The good news: As you say, it's OK if you send duplicate data. So your solution is not to worry about detecting failure in less than the 20 seconds it now takes. Instead, simply keep a circular buffer containing the last 30 or 60 seconds' worth of data. Each time you detect a failure and then reconnect, you can start the session by resending that saved data.
(This could get to be problematic if the server repeatedly cycles up and down in less than a minute; but if it's doing that, you have other problems to deal with.)
See the accepted answer here: Java Sockets and Dropped Connections
socket.shutdownOutput();
wait for inputStream.read() to return -1, indicating the peer has also shutdown its socket
Won't work: server cannot be modified
Can't your server acknowledge every message it receives with another packet?
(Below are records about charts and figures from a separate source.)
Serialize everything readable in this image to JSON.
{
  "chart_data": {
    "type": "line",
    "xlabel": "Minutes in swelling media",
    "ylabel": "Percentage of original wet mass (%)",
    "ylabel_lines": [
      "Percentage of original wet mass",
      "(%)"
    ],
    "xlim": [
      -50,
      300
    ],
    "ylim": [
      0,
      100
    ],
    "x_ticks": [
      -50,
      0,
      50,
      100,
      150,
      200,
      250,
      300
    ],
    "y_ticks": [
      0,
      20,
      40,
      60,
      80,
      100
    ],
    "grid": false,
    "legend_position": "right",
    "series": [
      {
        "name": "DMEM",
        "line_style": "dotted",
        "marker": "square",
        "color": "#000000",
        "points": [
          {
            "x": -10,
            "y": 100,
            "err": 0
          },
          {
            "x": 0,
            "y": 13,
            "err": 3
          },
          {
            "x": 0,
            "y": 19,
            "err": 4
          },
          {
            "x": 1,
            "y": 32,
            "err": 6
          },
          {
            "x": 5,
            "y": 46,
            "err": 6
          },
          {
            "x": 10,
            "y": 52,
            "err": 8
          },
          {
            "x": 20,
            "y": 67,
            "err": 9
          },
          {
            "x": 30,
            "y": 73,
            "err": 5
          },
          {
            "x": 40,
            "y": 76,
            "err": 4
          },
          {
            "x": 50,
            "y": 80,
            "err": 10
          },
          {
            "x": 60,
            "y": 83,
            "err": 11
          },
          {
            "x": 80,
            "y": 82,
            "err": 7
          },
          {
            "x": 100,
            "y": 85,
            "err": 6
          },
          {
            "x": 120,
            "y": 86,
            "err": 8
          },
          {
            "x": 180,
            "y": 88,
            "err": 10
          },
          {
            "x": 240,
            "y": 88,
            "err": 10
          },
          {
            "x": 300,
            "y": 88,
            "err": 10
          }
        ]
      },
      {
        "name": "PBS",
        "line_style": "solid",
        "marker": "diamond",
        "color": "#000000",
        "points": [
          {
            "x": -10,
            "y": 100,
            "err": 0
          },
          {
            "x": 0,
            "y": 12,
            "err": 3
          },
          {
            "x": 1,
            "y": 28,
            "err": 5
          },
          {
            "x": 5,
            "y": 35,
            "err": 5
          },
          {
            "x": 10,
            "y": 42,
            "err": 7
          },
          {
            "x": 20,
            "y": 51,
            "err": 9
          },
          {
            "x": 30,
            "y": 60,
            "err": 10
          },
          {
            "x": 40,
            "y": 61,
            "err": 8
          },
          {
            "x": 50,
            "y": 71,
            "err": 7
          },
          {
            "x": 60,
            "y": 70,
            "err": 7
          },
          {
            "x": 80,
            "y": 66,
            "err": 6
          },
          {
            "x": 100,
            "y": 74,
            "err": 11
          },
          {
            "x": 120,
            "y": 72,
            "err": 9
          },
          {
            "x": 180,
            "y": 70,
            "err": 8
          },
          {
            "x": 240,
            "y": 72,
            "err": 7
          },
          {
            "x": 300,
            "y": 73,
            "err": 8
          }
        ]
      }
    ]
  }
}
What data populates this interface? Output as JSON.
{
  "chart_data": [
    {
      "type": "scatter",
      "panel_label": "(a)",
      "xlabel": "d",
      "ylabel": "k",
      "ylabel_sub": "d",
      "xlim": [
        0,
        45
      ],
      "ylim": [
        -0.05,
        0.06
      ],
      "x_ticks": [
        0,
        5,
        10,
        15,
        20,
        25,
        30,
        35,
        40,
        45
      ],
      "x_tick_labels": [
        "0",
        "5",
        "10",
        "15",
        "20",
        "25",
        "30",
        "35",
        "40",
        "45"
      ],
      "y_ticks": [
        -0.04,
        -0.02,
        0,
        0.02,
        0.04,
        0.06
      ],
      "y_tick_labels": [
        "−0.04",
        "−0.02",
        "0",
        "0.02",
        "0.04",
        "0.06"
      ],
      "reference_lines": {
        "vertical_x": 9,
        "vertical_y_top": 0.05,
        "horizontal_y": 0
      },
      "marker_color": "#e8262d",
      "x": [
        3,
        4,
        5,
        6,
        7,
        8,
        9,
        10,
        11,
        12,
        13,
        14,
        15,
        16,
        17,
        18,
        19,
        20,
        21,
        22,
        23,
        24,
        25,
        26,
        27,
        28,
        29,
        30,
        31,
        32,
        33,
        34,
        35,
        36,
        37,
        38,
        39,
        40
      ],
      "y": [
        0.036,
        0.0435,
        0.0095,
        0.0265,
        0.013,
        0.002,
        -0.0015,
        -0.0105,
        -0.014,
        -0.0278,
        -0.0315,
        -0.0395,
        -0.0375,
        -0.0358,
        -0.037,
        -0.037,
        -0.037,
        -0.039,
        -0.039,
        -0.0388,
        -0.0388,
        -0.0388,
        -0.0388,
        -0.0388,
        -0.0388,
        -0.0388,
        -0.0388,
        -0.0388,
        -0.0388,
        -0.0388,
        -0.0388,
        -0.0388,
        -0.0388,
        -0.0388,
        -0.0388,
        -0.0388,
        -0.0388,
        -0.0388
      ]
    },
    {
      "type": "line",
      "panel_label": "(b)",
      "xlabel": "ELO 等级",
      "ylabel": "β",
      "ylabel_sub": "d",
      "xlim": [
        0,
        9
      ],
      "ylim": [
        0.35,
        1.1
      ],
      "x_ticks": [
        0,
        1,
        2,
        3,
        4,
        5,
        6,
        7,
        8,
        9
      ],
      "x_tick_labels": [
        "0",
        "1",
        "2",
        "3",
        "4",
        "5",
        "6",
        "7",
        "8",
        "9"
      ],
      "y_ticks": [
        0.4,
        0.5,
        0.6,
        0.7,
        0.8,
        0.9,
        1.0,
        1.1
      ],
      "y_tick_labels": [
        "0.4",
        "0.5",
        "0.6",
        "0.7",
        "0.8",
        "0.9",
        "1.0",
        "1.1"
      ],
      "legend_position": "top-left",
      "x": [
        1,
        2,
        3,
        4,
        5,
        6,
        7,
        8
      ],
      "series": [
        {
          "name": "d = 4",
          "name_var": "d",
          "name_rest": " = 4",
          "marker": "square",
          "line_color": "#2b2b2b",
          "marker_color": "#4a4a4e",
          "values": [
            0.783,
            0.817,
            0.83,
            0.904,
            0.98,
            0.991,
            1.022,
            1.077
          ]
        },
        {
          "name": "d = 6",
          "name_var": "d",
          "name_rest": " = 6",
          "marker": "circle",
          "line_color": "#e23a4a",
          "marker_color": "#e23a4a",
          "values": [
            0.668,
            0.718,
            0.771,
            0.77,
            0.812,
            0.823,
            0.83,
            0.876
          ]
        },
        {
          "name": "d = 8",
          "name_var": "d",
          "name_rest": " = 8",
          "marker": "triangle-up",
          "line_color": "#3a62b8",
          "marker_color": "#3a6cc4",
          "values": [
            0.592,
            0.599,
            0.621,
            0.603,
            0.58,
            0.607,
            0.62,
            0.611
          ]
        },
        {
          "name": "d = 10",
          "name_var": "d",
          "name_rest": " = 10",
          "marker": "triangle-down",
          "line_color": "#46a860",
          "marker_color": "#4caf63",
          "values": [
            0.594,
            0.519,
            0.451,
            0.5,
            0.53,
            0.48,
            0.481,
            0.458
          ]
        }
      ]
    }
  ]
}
The client won't remove the messages that the server did not acknowledge yet.
This will have performance implications. To avoid slowing down you can keep on sending messages before an acknowledgement is received, and acknowledge several messages in one return message.
If you send a message every 5 seconds, and disconnection is not detected by the network stack for 30 seconds, you'll have to store just 6 messages. If 6 sent messages are not acknowledged, you can consider the connection to be down. (I suppose that logic of reconnection and backlog sending is already implemented in your app.)
What about sending UDP datagrams on a separate UDP socket while making the remote host respond to each, and then when the remote host doesn't respond, you kill the TCP connection? It detects a link breakage quickly enough :)
Use http POST instead of socket connection, then you can send a response to each post. On the client side you only remove the data from memory if the response indicates success.
Sure its more overhead, but gives you what you want 100% of the time.